The TRIA Program Reauthorization Act of 2026 extends the Terrorism Risk Insurance Program through 2034 and updates the certification process for acts of terrorism.
Mike Flood
Representative
NE-1
The TRIA Program Reauthorization Act of 2026 extends the Terrorism Risk Insurance Program through December 31, 2034. The bill also streamlines the certification process for acts of terrorism by updating monetary thresholds, establishing a 90-day decision deadline, and implementing new public notice requirements. Additionally, it includes technical amendments to ensure the program's continued operational accuracy.
The TRIA Program Reauthorization Act of 2026 keeps a massive safety net under the commercial insurance market by extending the Terrorism Risk Insurance Program (TRIP) for an additional eight years. Originally designed to keep the economy stable after 9/11, this program ensures that if a major act of terrorism occurs, the federal government shares the financial burden with private insurers. Without this backstop, many insurance companies would likely stop offering terrorism coverage altogether, making it nearly impossible for developers to get loans for new office buildings or for stadium owners to protect their venues. The bill locks this system in place until December 31, 2034, providing a decade of predictability for the real estate and construction industries.

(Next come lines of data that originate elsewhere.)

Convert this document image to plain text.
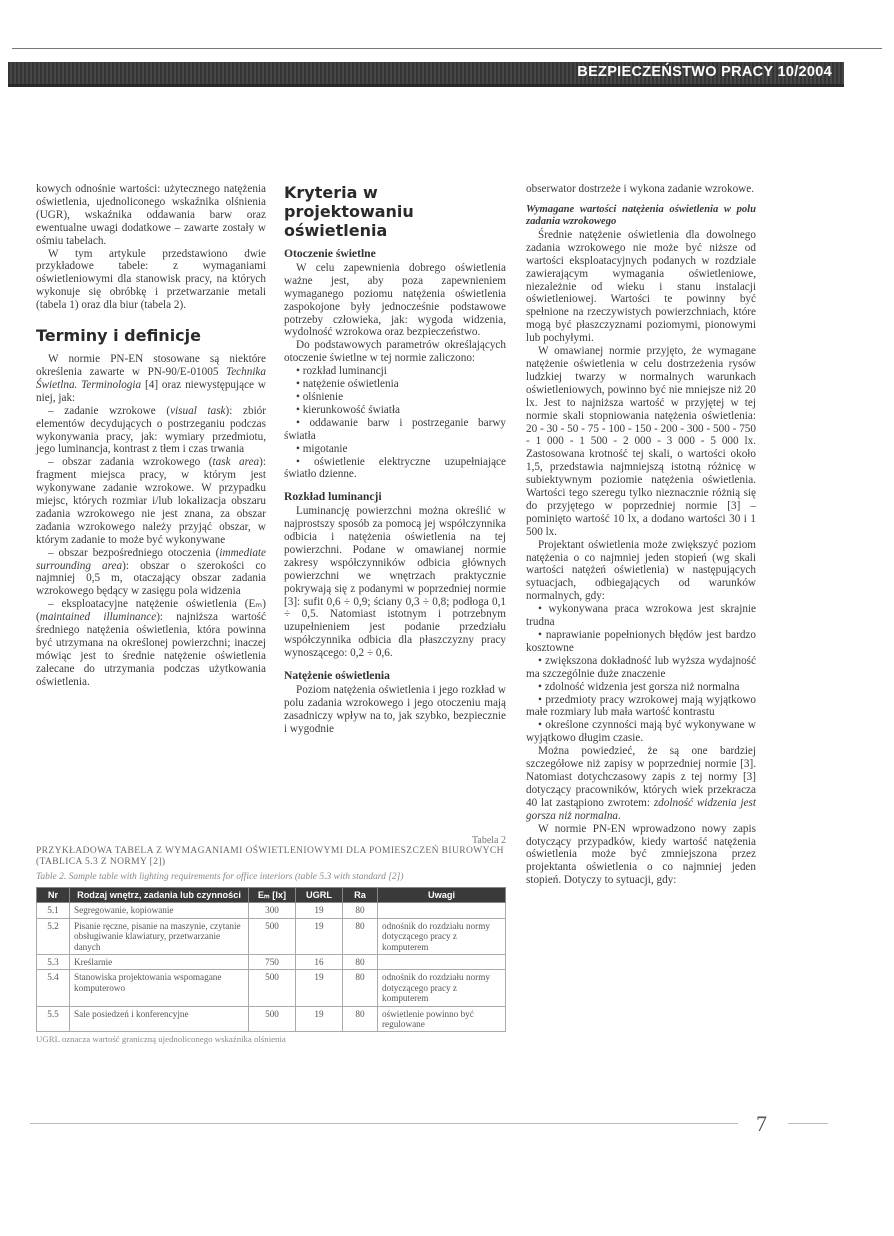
BEZPIECZEŃSTWO PRACY 10/2004

kowych odnośnie wartości: użytecznego natężenia oświetlenia, ujednoliconego wskaźnika olśnienia (UGR), wskaźnika oddawania barw oraz ewentualne uwagi dodatkowe – zawarte zostały w ośmiu tabelach.

W tym artykule przedstawiono dwie przykładowe tabele: z wymaganiami oświetleniowymi dla stanowisk pracy, na których wykonuje się obróbkę i przetwarzanie metali (tabela 1) oraz dla biur (tabela 2).

Terminy i definicje

W normie PN-EN stosowane są niektóre określenia zawarte w PN-90/E-01005 Technika Świetlna. Terminologia [4] oraz niewystępujące w niej, jak:

– zadanie wzrokowe (visual task): zbiór elementów decydujących o postrzeganiu podczas wykonywania pracy, jak: wymiary przedmiotu, jego luminancja, kontrast z tłem i czas trwania

– obszar zadania wzrokowego (task area): fragment miejsca pracy, w którym jest wykonywane zadanie wzrokowe. W przypadku miejsc, których rozmiar i/lub lokalizacja obszaru zadania wzrokowego nie jest znana, za obszar zadania wzrokowego należy przyjąć obszar, w którym zadanie to może być wykonywane

– obszar bezpośredniego otoczenia (immediate surrounding area): obszar o szerokości co najmniej 0,5 m, otaczający obszar zadania wzrokowego będący w zasięgu pola widzenia

– eksploatacyjne natężenie oświetlenia (Eₘ) (maintained illuminance): najniższa wartość średniego natężenia oświetlenia, która powinna być utrzymana na określonej powierzchni; inaczej mówiąc jest to średnie natężenie oświetlenia zalecane do utrzymania podczas użytkowania oświetlenia.

Kryteria w projektowaniu oświetlenia
Otoczenie świetlne

W celu zapewnienia dobrego oświetlenia ważne jest, aby poza zapewnieniem wymaganego poziomu natężenia oświetlenia zaspokojone były jednocześnie podstawowe potrzeby człowieka, jak: wygoda widzenia, wydolność wzrokowa oraz bezpieczeństwo.

Do podstawowych parametrów określających otoczenie świetlne w tej normie zaliczono:

• rozkład luminancji

• natężenie oświetlenia

• olśnienie

• kierunkowość światła

• oddawanie barw i postrzeganie barwy światła

• migotanie

• oświetlenie elektryczne uzupełniające światło dzienne.

Rozkład luminancji

Luminancję powierzchni można określić w najprostszy sposób za pomocą jej współczynnika odbicia i natężenia oświetlenia na tej powierzchni. Podane w omawianej normie zakresy współczynników odbicia głównych powierzchni we wnętrzach praktycznie pokrywają się z podanymi w poprzedniej normie [3]: sufit 0,6 ÷ 0,9; ściany 0,3 ÷ 0,8; podłoga 0,1 ÷ 0,5. Natomiast istotnym i potrzebnym uzupełnieniem jest podanie przedziału współczynnika odbicia dla płaszczyzny pracy wynoszącego: 0,2 ÷ 0,6.

Natężenie oświetlenia

Poziom natężenia oświetlenia i jego rozkład w polu zadania wzrokowego i jego otoczeniu mają zasadniczy wpływ na to, jak szybko, bezpiecznie i wygodnie

obserwator dostrzeże i wykona zadanie wzrokowe.

Wymagane wartości natężenia oświetlenia w polu zadania wzrokowego

Średnie natężenie oświetlenia dla dowolnego zadania wzrokowego nie może być niższe od wartości eksploatacyjnych podanych w rozdziale zawierającym wymagania oświetleniowe, niezależnie od wieku i stanu instalacji oświetleniowej. Wartości te powinny być spełnione na rzeczywistych powierzchniach, które mogą być płaszczyznami poziomymi, pionowymi lub pochyłymi.

W omawianej normie przyjęto, że wymagane natężenie oświetlenia w celu dostrzeżenia rysów ludzkiej twarzy w normalnych warunkach oświetleniowych, powinno być nie mniejsze niż 20 lx. Jest to najniższa wartość w przyjętej w tej normie skali stopniowania natężenia oświetlenia: 20 - 30 - 50 - 75 - 100 - 150 - 200 - 300 - 500 - 750 - 1 000 - 1 500 - 2 000 - 3 000 - 5 000 lx. Zastosowana krotność tej skali, o wartości około 1,5, przedstawia najmniejszą istotną różnicę w subiektywnym poziomie natężenia oświetlenia. Wartości tego szeregu tylko nieznacznie różnią się do przyjętego w poprzedniej normie [3] – pominięto wartość 10 lx, a dodano wartości 30 i 1 500 lx.

Projektant oświetlenia może zwiększyć poziom natężenia o co najmniej jeden stopień (wg skali wartości natężeń oświetlenia) w następujących sytuacjach, odbiegających od warunków normalnych, gdy:

• wykonywana praca wzrokowa jest skrajnie trudna

• naprawianie popełnionych błędów jest bardzo kosztowne

• zwiększona dokładność lub wyższa wydajność ma szczególnie duże znaczenie

• zdolność widzenia jest gorsza niż normalna

• przedmioty pracy wzrokowej mają wyjątkowo małe rozmiary lub mała wartość kontrastu

• określone czynności mają być wykonywane w wyjątkowo długim czasie.

Można powiedzieć, że są one bardziej szczegółowe niż zapisy w poprzedniej normie [3]. Natomiast dotychczasowy zapis z tej normy [3] dotyczący pracowników, których wiek przekracza 40 lat zastąpiono zwrotem: zdolność widzenia jest gorsza niż normalna.

W normie PN-EN wprowadzono nowy zapis dotyczący przypadków, kiedy wartość natężenia oświetlenia może być zmniejszona przez projektanta oświetlenia o co najmniej jeden stopień. Dotyczy to sytuacji, gdy:

Tabela 2
PRZYKŁADOWA TABELA Z WYMAGANIAMI OŚWIETLENIOWYMI DLA POMIESZCZEŃ BIUROWYCH (TABLICA 5.3 Z NORMY [2])
Table 2. Sample table with lighting requirements for office interiors (table 5.3 with standard [2])
Nr	Rodzaj wnętrz, zadania lub czynności	Eₘ [lx]	UGRL	Ra	Uwagi
5.1	Segregowanie, kopiowanie	300	19	80	
5.2	Pisanie ręczne, pisanie na maszynie, czytanie obsługiwanie klawiatury, przetwarzanie danych	500	19	80	odnośnik do rozdziału normy dotyczącego pracy z komputerem
5.3	Kreślarnie	750	16	80	
5.4	Stanowiska projektowania wspomagane komputerowo	500	19	80	odnośnik do rozdziału normy dotyczącego pracy z komputerem
5.5	Sale posiedzeń i konferencyjne	500	19	80	oświetlenie powinno być regulowane
UGRL oznacza wartość graniczną ujednoliconego wskaźnika olśnienia
7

One of the biggest shifts in this bill is how we define a ‘certified’ act of terrorism. Under SEC. 3, the government is raising the financial stakes. For any event occurring before 2029, the total insured losses across the country must hit $5 million before the Treasury Secretary can officially certify it as an act of terrorism. Starting in 2029, that bar jumps to $10 million. For a small business owner in a city, this means that a localized incident with relatively low damage might not trigger federal intervention, leaving it to be handled under standard insurance rules. However, for massive events that impact entire blocks or infrastructure, these thresholds ensure the federal government’s checkbook is ready to help cover the fallout.
In the past, the process for the government to officially label an event as 'terrorism' could be a bureaucratic waiting game. This bill fixes that by imposing a strict 90-day deadline. If the Secretary of the Treasury doesn't make a certification decision within 90 days of starting the review, the act is automatically not certified. This is a win for transparency and speed; it means insurance companies and property owners won't be left in legal limbo for months wondering if federal funds are coming. To keep everyone in the loop, the bill also requires a notice to be published in the Federal Register within 30 days of the government starting an evaluation, so the public knows exactly when the clock starts ticking.
By extending key program dates and cleaning up the legal language—like officially changing the name to the ‘Terrorism Risk Insurance Program’—the bill aims to prevent market panics. For the average worker, this might seem like high-level finance, but it has a direct impact on the physical world. If a developer wants to build a new apartment complex or a tech company wants to open a new headquarters, their lenders require terrorism insurance. By keeping this program alive through 2034, the bill ensures that these large-scale projects can continue to get financing, which keeps construction crews working and local economies growing without the fear that an unpredictable event could bankrupt the entire system.